Tech and Science

The FBI and European partners seize a large malware network in a bid to deal a blow to global cybercrime


US officials said Tuesday that the FBI and its European partners have infiltrated and taken control of a large global malware network that has been used for a variety of online crimes, including crippling ransomware attacks, for more than 15 years .

They then remotely removed the malicious software agent — known as Qakbot — from thousands of infected computers.

Cybersecurity experts were impressed by the network's deft takedown, but warned that any setback to cybercrime was likely to be temporary.

“Almost every sector of the economy has been victimized by Qakbot,” said Martin Estrada, the US Attorney in Los Angeles, Tuesday as he announced the abolition. He said the criminal network facilitated about 40 ransomware attacks over the course of 18 months alone, earning Qakbot administrators about $58 million, according to investigators.

Qakbot ransomware victims included an Illinois-based engineering firm, financial services organizations in Alabama and Kansas, and a Maryland defense manufacturer and food distribution company in Southern California, Estrada said.

Officials said $8.6 million worth of cybercurrency was seized or frozen, but no arrests were announced.

Estrada said the investigation is still ongoing. He didn't want to say where the administrators of the malware that bundled infected machines into a botnet of zombie computers were located. Cybersecurity researchers say they are likely to be in Russia and/or other former Soviet countries.

Officials estimated that Malware Loader, a digital Swiss Army knife for cybercriminals also known as Pinkslipbot and Qbot, has been exploited as an information-stealing banking Trojan to cause hundreds of millions of dollars in damage since it first appeared in 2008. They said millions of people in almost every country in the world were affected.

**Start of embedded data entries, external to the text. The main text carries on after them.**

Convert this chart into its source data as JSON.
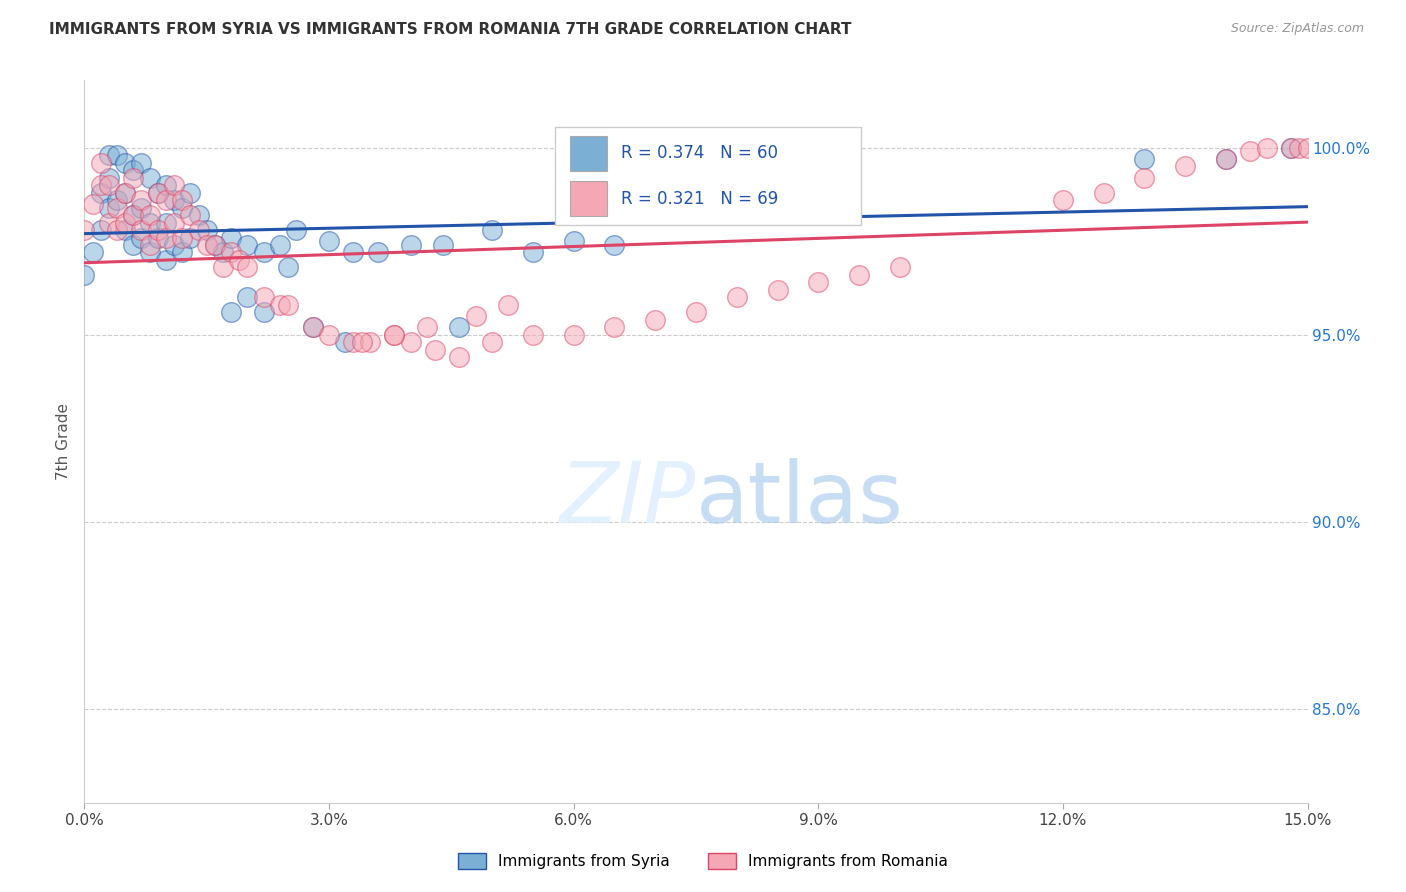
{
  "title": "IMMIGRANTS FROM SYRIA VS IMMIGRANTS FROM ROMANIA 7TH GRADE CORRELATION CHART",
  "source": "Source: ZipAtlas.com",
  "ylabel": "7th Grade",
  "ylabel_ticks": [
    "85.0%",
    "90.0%",
    "95.0%",
    "100.0%"
  ],
  "ylabel_tick_vals": [
    0.85,
    0.9,
    0.95,
    1.0
  ],
  "xtick_vals": [
    0.0,
    0.03,
    0.06,
    0.09,
    0.12,
    0.15
  ],
  "xtick_labels": [
    "0.0%",
    "3.0%",
    "6.0%",
    "9.0%",
    "12.0%",
    "15.0%"
  ],
  "legend_label_syria": "Immigrants from Syria",
  "legend_label_romania": "Immigrants from Romania",
  "R_syria": 0.374,
  "N_syria": 60,
  "R_romania": 0.321,
  "N_romania": 69,
  "color_syria": "#7BAFD4",
  "color_romania": "#F4A7B5",
  "line_color_syria": "#2255AA",
  "line_color_romania": "#DD4466",
  "xlim": [
    0.0,
    0.15
  ],
  "ylim": [
    0.825,
    1.018
  ],
  "syria_x": [
    0.0,
    0.001,
    0.002,
    0.002,
    0.003,
    0.003,
    0.003,
    0.004,
    0.004,
    0.005,
    0.005,
    0.005,
    0.006,
    0.006,
    0.006,
    0.007,
    0.007,
    0.007,
    0.008,
    0.008,
    0.008,
    0.009,
    0.009,
    0.01,
    0.01,
    0.01,
    0.011,
    0.011,
    0.012,
    0.012,
    0.013,
    0.013,
    0.014,
    0.015,
    0.016,
    0.017,
    0.018,
    0.02,
    0.022,
    0.024,
    0.026,
    0.03,
    0.033,
    0.036,
    0.04,
    0.044,
    0.05,
    0.055,
    0.06,
    0.065,
    0.02,
    0.025,
    0.028,
    0.032,
    0.018,
    0.022,
    0.046,
    0.13,
    0.14,
    0.148
  ],
  "syria_y": [
    0.966,
    0.972,
    0.988,
    0.978,
    0.998,
    0.992,
    0.984,
    0.998,
    0.986,
    0.996,
    0.988,
    0.978,
    0.994,
    0.982,
    0.974,
    0.996,
    0.984,
    0.976,
    0.992,
    0.98,
    0.972,
    0.988,
    0.976,
    0.99,
    0.98,
    0.97,
    0.986,
    0.974,
    0.984,
    0.972,
    0.988,
    0.976,
    0.982,
    0.978,
    0.974,
    0.972,
    0.976,
    0.974,
    0.972,
    0.974,
    0.978,
    0.975,
    0.972,
    0.972,
    0.974,
    0.974,
    0.978,
    0.972,
    0.975,
    0.974,
    0.96,
    0.968,
    0.952,
    0.948,
    0.956,
    0.956,
    0.952,
    0.997,
    0.997,
    1.0
  ],
  "romania_x": [
    0.0,
    0.001,
    0.002,
    0.002,
    0.003,
    0.003,
    0.004,
    0.004,
    0.005,
    0.005,
    0.006,
    0.006,
    0.007,
    0.007,
    0.008,
    0.008,
    0.009,
    0.009,
    0.01,
    0.01,
    0.011,
    0.011,
    0.012,
    0.012,
    0.013,
    0.014,
    0.015,
    0.016,
    0.017,
    0.018,
    0.019,
    0.02,
    0.022,
    0.024,
    0.025,
    0.028,
    0.03,
    0.033,
    0.035,
    0.038,
    0.04,
    0.043,
    0.046,
    0.05,
    0.055,
    0.06,
    0.065,
    0.07,
    0.075,
    0.08,
    0.085,
    0.09,
    0.095,
    0.1,
    0.034,
    0.038,
    0.042,
    0.048,
    0.052,
    0.12,
    0.125,
    0.13,
    0.135,
    0.14,
    0.143,
    0.145,
    0.148,
    0.149,
    0.15
  ],
  "romania_y": [
    0.978,
    0.985,
    0.996,
    0.99,
    0.99,
    0.98,
    0.984,
    0.978,
    0.988,
    0.98,
    0.992,
    0.982,
    0.986,
    0.978,
    0.982,
    0.974,
    0.988,
    0.978,
    0.986,
    0.976,
    0.99,
    0.98,
    0.986,
    0.976,
    0.982,
    0.978,
    0.974,
    0.974,
    0.968,
    0.972,
    0.97,
    0.968,
    0.96,
    0.958,
    0.958,
    0.952,
    0.95,
    0.948,
    0.948,
    0.95,
    0.948,
    0.946,
    0.944,
    0.948,
    0.95,
    0.95,
    0.952,
    0.954,
    0.956,
    0.96,
    0.962,
    0.964,
    0.966,
    0.968,
    0.948,
    0.95,
    0.952,
    0.955,
    0.958,
    0.986,
    0.988,
    0.992,
    0.995,
    0.997,
    0.999,
    1.0,
    1.0,
    1.0,
    1.0
  ]
}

Typically distributed via phishing email infections, Qakbot gives criminal hackers initial access to infected computers. They could then deploy additional payloads such as ransomware, steal sensitive information, or gather victim information to facilitate financial fraud and crimes such as tech support and romance scams.

The Qakbot network “literally fed the global cybercrime supply chain,” said Donald Alway, deputy director of the FBI's Los Angeles office, calling it “one of the most devastating cybercrime tools in history.” According to two cybersecurity firms, Qakbot was the most frequently detected malware in the first half of 2023, affecting one in ten corporate networks. It was responsible for about 30 percent of all attacks worldwide. Such “initial access” tools allow blackmail ransomware gangs to skip the first step of penetrating computer networks, making them important intermediaries for the far-flung, mostly Russian-speaking criminals who operate through data theft and disruptions in schools, hospitals, and local governments Wreaked havoc and companies worldwide.

As of Friday, FBI officials along with Europol and law enforcement and judicial partners in France, the United Kingdom, Germany, the Netherlands, Romania and Latvia in an operation dubbed “Duck Hunt” seized more than 50 Qakbot servers and identified more than 700,000 infected computers , more than 200,000 of them in the US, effectively block criminals from their prey.

The FBI then used the seized Qakbot infrastructure to remotely send out updates that wiped the malware from thousands of infected computers. A senior FBI official briefed reporters on the condition that his further identification be kept secret, calling this number “unknown” and warning that other malware may still remain on computers released by Qakbot.

It was the FBI's biggest hit against cybercriminals since it “hacked the hackers” when it took down the prolific Hive ransomware gang in January.

“It's an impressive shutdown. Qakbot was the largest botnet,” said Alex Holden, founder of Milwaukee-based Hold Security. But he said it may have been a victim of its own success in its staggering growth in recent years. “Today, large botnets tend to implode as too many threat actors exploit this data for various types of abuse.”

Sophos cybersecurity expert Chester Wisniewski agreed that while there could be a temporary lull in ransomware attacks, criminals are likely to either revitalize infrastructure elsewhere or migrate to other botnets.

“This will cause major disruption for some gangs in the short term, but restarting won't do anything,” he said. “However, it takes a long time to recruit 700,000 PCs.”